Fizemos bonito, então.
Pirei naquela pira olímpica de encher os olhos!

Rolou um alívio geral ao não nos vermos duramente criticados mais uma vez pelo mundo. Não que as razões não existam… São muitas. Mas a gente tava precisando desse afago aos olhos do planeta, vai? Nossa autoestima andava lá no pé, arrastada mesmo, envergonhada pelos nossos problemas socioeconômicos, políticos, as sempre gritantes diferenças sociais. E ainda as guerras de braços pela internet afora – nos lembrando que a ignorância e o desrespeito ao outro pode ir mais longe do que se imagina.

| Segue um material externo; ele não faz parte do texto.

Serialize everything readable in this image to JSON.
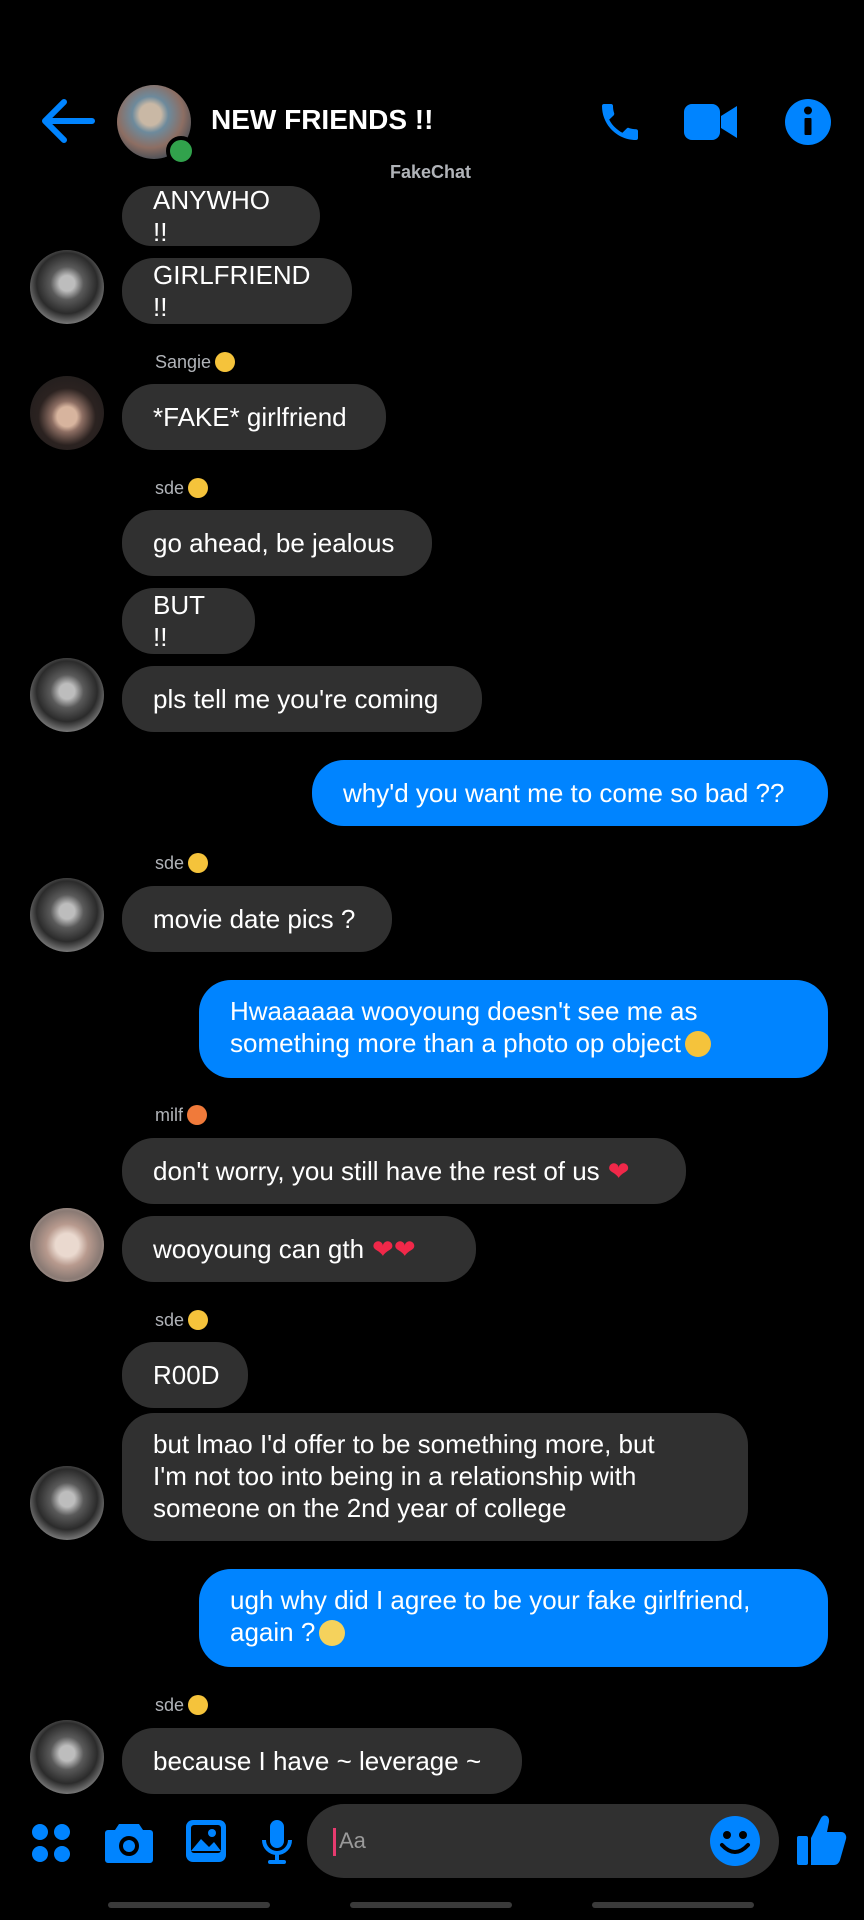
{
  "header": {
    "title": "NEW FRIENDS !!",
    "watermark": "FakeChat",
    "accent_color": "#0084ff",
    "icons": [
      "back-arrow-icon",
      "phone-icon",
      "video-camera-icon",
      "info-icon"
    ]
  },
  "messages": {
    "m1": "ANYWHO !!",
    "m2": "GIRLFRIEND !!",
    "s1": "Sangie",
    "m3": "*FAKE* girlfriend",
    "s2": "sde",
    "m4": "go ahead, be jealous",
    "m5": "BUT !!",
    "m6": "pls tell me you're coming",
    "m7": "why'd you want me to come so bad ??",
    "s3": "sde",
    "m8": "movie date pics ?",
    "m9_l1": "Hwaaaaaa wooyoung doesn't see me as",
    "m9_l2": "something more than a photo op object",
    "s4": "milf",
    "m10": "don't worry, you still have the rest of us",
    "m11": "wooyoung can gth",
    "s5": "sde",
    "m12": "R00D",
    "m13_l1": "but lmao I'd offer to be something more, but",
    "m13_l2": "I'm not too into being in a relationship with",
    "m13_l3": "someone on the 2nd year of college",
    "m14_l1": "ugh why did I agree to be your fake girlfriend,",
    "m14_l2": "again ?",
    "s6": "sde",
    "m15": "because I have ~ leverage ~"
  },
  "composer": {
    "placeholder": "Aa",
    "icons": [
      "apps-icon",
      "camera-icon",
      "gallery-icon",
      "microphone-icon",
      "emoji-icon",
      "thumbs-up-icon"
    ]
  },
  "colors": {
    "incoming_bubble": "#303030",
    "outgoing_bubble": "#0084ff",
    "background": "#000000"
  }
}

Foi lindo o show. Vão se provando lindos os jogos, marcados por histórias de superação inspiradoras. Muitas dando aquele tapa na cara de quem um dia achou graça em humilhar alguém. Enquanto escrevo esse texto, a judoca brasileira Rafaela Silva, 24 anos, comemora sua medalha de ouro, a primeira do Brasil. Em 2012, a atleta, que enfrentou a pobreza na infância, foi alvo de racismo e críticas após ser eliminada da Olimpíada de Londres.

E tem também quem é capaz de carregar medalha de ouro na categoria melhor ser humano. Na Olimpíada que traz a primeira delegação de refugiados, a história de uma menina de 18 anos aperta o coração. Antes de chegar aos jogos, a jovem nadadora síria Yusra Mardini nadou nas águas geladas do Mediterrâneo para não só salvar a própria vida, mas também a de outras 20 pessoas.

No ano passado, quando fazia a travessia por mar para chegar à ilha grega de Lesbos e fugir da guerra, seu barco começou a afundar em meio ao trajeto. Ela e sua irmã, que também sabia nadar, pularam no oceano e empurraram o barco com os refugiados durante três horas e meia até chegar em terra firme.

Vitórias sobre os obstáculos impostos pela realidade. Mas pode chamar de lugar mais alto no pódio da vida.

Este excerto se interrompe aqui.